Banks and other financial institutions make private student loans without any direct financial backing from the federal government. Private loans are also known as private-label or alternative loans.
Federal loans, whether through a bank/private lender or the Department of Education, are funded and regulated by the federal government. Private loans are not subsidized by the government, and therefore are not regulated as closely. Borrowers should generally maximize their federal loan options before resorting to private loans.
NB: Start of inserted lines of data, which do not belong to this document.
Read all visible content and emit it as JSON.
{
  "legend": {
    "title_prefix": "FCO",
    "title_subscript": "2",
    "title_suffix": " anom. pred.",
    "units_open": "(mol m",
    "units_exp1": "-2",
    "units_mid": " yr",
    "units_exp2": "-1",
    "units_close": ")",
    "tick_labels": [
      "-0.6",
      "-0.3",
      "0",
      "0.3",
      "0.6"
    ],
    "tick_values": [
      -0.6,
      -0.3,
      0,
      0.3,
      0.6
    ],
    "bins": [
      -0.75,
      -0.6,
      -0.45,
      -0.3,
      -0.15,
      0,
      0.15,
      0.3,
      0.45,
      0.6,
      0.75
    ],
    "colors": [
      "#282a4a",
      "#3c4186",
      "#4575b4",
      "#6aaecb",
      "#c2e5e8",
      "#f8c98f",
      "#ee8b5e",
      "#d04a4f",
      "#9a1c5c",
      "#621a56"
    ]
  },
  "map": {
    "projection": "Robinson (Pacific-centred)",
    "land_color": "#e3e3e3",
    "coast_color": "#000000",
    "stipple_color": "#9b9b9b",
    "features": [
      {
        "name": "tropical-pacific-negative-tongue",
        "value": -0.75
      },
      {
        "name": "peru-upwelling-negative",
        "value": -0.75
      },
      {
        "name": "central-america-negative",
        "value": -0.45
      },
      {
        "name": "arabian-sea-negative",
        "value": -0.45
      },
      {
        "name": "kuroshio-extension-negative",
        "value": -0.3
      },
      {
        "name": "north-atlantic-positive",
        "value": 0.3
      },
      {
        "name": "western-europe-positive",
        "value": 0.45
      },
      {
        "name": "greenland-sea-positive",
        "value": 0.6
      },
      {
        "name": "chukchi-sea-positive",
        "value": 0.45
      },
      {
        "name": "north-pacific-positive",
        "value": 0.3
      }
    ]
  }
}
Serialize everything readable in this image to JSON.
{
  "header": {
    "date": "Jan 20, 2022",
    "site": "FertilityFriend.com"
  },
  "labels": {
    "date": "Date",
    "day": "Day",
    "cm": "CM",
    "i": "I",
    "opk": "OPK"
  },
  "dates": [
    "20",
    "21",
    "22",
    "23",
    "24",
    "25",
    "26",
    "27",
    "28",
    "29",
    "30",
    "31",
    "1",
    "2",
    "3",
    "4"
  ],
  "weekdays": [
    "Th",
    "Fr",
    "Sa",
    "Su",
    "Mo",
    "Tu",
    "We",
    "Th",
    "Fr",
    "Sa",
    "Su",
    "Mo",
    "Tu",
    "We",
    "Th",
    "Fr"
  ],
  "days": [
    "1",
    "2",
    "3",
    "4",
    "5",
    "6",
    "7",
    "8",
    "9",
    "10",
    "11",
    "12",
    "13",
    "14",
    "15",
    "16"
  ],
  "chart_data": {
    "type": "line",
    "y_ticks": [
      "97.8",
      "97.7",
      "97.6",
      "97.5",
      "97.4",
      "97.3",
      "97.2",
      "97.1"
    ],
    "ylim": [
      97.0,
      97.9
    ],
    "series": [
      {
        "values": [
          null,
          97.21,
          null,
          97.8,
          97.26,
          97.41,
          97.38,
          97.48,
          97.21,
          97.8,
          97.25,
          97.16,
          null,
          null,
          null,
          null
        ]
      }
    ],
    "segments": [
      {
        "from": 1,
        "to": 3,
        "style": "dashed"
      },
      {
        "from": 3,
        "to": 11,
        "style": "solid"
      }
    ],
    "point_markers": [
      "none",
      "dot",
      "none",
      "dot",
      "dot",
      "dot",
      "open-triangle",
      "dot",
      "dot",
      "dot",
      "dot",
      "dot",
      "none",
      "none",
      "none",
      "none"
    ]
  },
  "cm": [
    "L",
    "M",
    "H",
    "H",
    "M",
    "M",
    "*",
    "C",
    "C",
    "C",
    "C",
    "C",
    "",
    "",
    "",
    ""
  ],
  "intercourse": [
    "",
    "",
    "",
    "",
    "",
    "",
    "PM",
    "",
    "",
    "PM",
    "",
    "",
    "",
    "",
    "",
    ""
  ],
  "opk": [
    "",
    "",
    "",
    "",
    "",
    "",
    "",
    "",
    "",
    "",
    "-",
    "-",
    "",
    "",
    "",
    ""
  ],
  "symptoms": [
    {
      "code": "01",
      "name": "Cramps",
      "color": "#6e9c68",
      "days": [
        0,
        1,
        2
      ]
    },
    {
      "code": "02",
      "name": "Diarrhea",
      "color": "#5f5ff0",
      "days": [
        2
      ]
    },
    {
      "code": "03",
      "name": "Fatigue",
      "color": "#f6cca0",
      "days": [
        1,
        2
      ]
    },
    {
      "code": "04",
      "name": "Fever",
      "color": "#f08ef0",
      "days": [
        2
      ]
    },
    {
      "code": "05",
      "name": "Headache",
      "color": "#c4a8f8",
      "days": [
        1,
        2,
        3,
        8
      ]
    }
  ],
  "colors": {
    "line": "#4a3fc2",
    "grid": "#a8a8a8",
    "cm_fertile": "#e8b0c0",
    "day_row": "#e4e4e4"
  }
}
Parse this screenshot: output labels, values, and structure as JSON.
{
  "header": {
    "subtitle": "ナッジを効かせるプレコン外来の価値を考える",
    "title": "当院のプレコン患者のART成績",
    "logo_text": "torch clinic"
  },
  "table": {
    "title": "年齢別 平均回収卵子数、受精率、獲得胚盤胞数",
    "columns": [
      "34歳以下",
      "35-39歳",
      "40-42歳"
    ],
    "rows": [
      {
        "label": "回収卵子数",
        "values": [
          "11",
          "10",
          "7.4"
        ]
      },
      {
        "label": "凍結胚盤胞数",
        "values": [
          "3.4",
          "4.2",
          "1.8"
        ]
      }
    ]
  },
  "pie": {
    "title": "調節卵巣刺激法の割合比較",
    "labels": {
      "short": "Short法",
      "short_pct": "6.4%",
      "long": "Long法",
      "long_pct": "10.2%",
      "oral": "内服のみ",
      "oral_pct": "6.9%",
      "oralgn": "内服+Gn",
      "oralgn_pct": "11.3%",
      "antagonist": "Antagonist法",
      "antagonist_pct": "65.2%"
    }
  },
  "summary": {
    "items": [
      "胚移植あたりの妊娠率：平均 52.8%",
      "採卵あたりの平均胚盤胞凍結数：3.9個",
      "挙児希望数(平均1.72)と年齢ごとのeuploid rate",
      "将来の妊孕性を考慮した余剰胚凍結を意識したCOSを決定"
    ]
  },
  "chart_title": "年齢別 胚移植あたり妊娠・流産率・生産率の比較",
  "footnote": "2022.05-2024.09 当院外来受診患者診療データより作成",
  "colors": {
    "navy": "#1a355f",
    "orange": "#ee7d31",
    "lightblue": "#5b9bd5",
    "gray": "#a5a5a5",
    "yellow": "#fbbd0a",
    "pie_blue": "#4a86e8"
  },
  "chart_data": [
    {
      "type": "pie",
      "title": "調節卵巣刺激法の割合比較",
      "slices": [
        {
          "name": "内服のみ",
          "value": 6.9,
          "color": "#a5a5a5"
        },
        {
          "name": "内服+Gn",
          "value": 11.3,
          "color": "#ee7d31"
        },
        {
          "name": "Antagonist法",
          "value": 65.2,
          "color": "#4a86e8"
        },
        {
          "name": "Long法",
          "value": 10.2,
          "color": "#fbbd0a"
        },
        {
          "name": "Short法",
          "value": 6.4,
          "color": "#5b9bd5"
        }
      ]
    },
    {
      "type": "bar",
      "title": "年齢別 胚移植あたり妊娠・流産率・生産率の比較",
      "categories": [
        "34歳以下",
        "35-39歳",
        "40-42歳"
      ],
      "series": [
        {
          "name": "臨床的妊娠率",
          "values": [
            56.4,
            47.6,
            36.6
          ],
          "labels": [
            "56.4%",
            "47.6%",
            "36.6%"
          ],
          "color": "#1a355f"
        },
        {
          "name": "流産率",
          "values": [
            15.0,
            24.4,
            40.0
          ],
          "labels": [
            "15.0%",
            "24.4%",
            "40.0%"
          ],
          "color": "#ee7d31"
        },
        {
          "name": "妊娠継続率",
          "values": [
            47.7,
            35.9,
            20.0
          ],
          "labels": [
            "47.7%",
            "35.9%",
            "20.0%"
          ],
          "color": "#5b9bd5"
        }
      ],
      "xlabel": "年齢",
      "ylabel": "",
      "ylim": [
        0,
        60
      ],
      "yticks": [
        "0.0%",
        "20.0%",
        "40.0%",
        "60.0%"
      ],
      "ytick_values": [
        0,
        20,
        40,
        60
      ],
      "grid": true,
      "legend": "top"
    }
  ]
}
The private student loan industry grew throughout the 1990s and early 2000s. Unfortunately, many of the lenders targeted low-income borrowers with subprime loans. Too many of these risky, high-cost loans were destined to fail and did fail at astronomical rates, especially after the economic crisis. Many lenders targeted for-profit school and low-income students with the most expensive products. The market is smaller now and generally geared more toward prime borrowers, but there is no guarantee that this situation will persist or that any individual private loan product is a good deal.
Private loan terms and conditions, including interest rates and fees, are generally based on your credit history or a co-signer’s credit history. Like government loans, most private loans are supposed to be used only to finance postsecondary education (including books, transportation, and room and board). Check your school’s estimated cost of attendance and consult with the financial aid office before deciding on a private loan amount.
Private lenders may pressure or even require you to get a co-signer. A co-signer is a relative, friend or someone else who agrees to be responsible for your debt. Co-signers must understand that they are responsible for paying back the debt just as if they had received the money. The CFPB has sample letters to help you request that the lender release a co-signer from an account. Many lenders advertise that a co-signer may be released after a certain number of payments or other requirements, but do not let you know when you are eligible.
There are very important differences between government loans and private loans. If you take out a private loan, you will not be eligible for the same types of discharge, deferment and forbearance options that are available for federal loans. However, some private lenders may choose to offer cancellations or other relief in certain circumstances. You should check with your lender and ask about these options. Some private student lenders also offer deferments and forbearances, but these vary by program. Read your loan contract very carefully to learn about your private loan’s particular terms, conditions, benefits, rates, fees, and penalties. Private lenders do have to honor any promises they make about terms and benefits.
Most private student loans will have a disclosure statement similar to the information that is included on mortgage loans and car loans. This is because most private loans are covered by the Truth in Lending Act while federal loans are not. Sample disclosures from the Federal Reserve Board:
Private Consolidation Loans
Borrowers cannot consolidate private student loans with the federal consolidation loan programs. However, if you have private loans, you may want to think about consolidating these loans into a new private consolidation loan. This may be a good idea if you want a single monthly payment. You may also be able to get a better deal if, for example, your credit score is better now than it was when you first took out the private loans.
It is very dangerous to consolidate federal loans into a private consolidation loan. You will lose your rights under the federal loan programs once you choose to consolidate with a private lender. These include deferment, forbearance, cancellation, and affordable repayment rights. Also, federal consolidation loans generally have lower interest rates.